Kiaan Pillay, CEO and co-founder of South Africa-based API FinTech startup Stitch, saw many of the challenges FinTechs dealt with firsthand when it came to navigating outdated financial infrastructure across the continent. That led to the creation of Stitch in February 2021 to make it easier for businesses to build and scale innovative FinTech products.

“Our goal was really to make it easy for FinTechs on the continent to start and to scale. [And] as we continue to do this, the harder problems like moving money begin to show. Moving money between ecosystems, individuals and geographies is really, really tricky,” Pillay told PYMNTS in an interview.

To increase its chances of achieving this goal and further help fast-growing FinTech and embedded finance firms, Stitch recently closed a $21 million investment round led by New York’s Spruce House Partnership which has been earmarked for the expansion of the team, to launch new solutions and enter new countries across Africa.

Read more: South African API Startup Stitch Raises $21M Series A Round

The funding will also be used to create what Stitch calls the “financial graph,” which he described as an infrastructure for financial building blocks that can interoperate across regions, providers, banks, and other types of financial accounts, allowing businesses to write code once, launch in multiple markets and scale more quickly.

Complex Regulatory System

Pillay said the open banking scheme has impacted Europe positively and players like Tink and Truelayer have been able to leverage it effectively to create “incredible experiences.”

But while Africa doesn’t have a similar system, the recently launched Pan-African Payment Settlement System (PAPSS), which has been designed to enable instant payments across the region, would eventually lead to open banking being mandated across multiple geographies in the continent.

But given that regulation rolls out at a relatively slow pace across the region, it may take a while before consumers fully gain from the benefits offered by these innovations.

“Realistically, I think it will be maybe two years before you see a full-on implementation and maybe around four years before you actually see it working in production in a really effective way,” said Pillay.

To deal with the complex regulatory environment, Pillay said the best way to approach it is to be tactful and try to get all relevant parties involved. He acknowledged, however, that without open banking mandates, it can be a challenge to create valuable partnerships with banks and other financial institutions.

“Maybe sometimes counter-intuitively, we’ve always been really bullish on regulation. Sometimes it can be tricky to convince banks to work with you if there’s no regulation around open banking mandates,” he said.

Onerous regulations can also limit the ability for Stitch to explore and experiment with new products as those products will likely be subject to strict regulations.

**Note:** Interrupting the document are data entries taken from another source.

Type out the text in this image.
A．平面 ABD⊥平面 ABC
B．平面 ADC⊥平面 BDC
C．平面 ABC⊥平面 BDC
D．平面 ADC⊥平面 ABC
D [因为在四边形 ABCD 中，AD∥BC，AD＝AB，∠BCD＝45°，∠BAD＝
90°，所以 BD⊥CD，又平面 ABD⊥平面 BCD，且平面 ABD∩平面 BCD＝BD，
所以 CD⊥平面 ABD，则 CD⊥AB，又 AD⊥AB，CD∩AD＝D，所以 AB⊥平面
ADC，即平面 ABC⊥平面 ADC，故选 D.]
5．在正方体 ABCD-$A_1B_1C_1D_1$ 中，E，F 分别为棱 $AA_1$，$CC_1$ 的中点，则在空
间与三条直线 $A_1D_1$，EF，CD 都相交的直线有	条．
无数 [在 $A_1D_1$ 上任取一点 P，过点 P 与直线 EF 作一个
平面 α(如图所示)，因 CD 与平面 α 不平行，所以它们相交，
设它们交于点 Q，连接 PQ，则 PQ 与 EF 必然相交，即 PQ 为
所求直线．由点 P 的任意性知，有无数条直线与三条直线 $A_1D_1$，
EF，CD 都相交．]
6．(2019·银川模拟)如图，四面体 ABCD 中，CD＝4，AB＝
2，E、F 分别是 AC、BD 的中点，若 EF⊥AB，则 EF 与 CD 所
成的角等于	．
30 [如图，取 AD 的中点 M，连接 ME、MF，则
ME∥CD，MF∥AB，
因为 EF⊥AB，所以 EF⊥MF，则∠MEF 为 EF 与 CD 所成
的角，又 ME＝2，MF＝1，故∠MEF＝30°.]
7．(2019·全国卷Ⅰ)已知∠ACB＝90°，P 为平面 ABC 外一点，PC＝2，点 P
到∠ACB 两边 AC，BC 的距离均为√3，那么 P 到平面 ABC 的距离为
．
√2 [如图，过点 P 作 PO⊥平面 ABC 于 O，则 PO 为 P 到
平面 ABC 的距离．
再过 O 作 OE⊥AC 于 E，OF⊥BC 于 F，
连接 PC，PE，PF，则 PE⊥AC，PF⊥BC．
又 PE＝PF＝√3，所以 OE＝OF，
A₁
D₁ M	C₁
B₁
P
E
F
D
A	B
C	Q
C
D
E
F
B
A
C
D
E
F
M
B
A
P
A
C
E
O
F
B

For example, if the firm were to offer wallets to their users, they would have to navigate new regulations that dictate factors like how much money people can hold, if an eMoney license is required, as well as if a sponsoring bank is needed, he said.

Pan-African Ambitions

For now, Stitch plans to operate in Nigeria and South Africa, which is no small feat given that these are the two of the largest and most complex markets on the continent.

But once the company has a strong presence in these two countries and business operations are smooth sailing, Pillay said expanding across the rest of the African region will be an easier proposition.

“We’ve always viewed this as a very Pan-African opportunity. We do think there are huge network effects to being found in Africa and how quickly you can enable businesses to scale if you are Pan-African,” he said.

After Nigeria and South Africa, Pillay said Stitch will be looking to roll out operations in Egypt, Kenya and Ghana, markets that hold great promise for the firm. Kenya, in particular, with its mature digital market and strong FinTech presence, is also a potential target country, he added.

That said, the company does not plan to make any rush decisions when it comes to expansion plans. “We just don’t want to get too ahead of ourselves and kind of lose sight of the markets we’re already in,” he said. “But definitely, as soon as we feel comfortable, we will expand geographically.”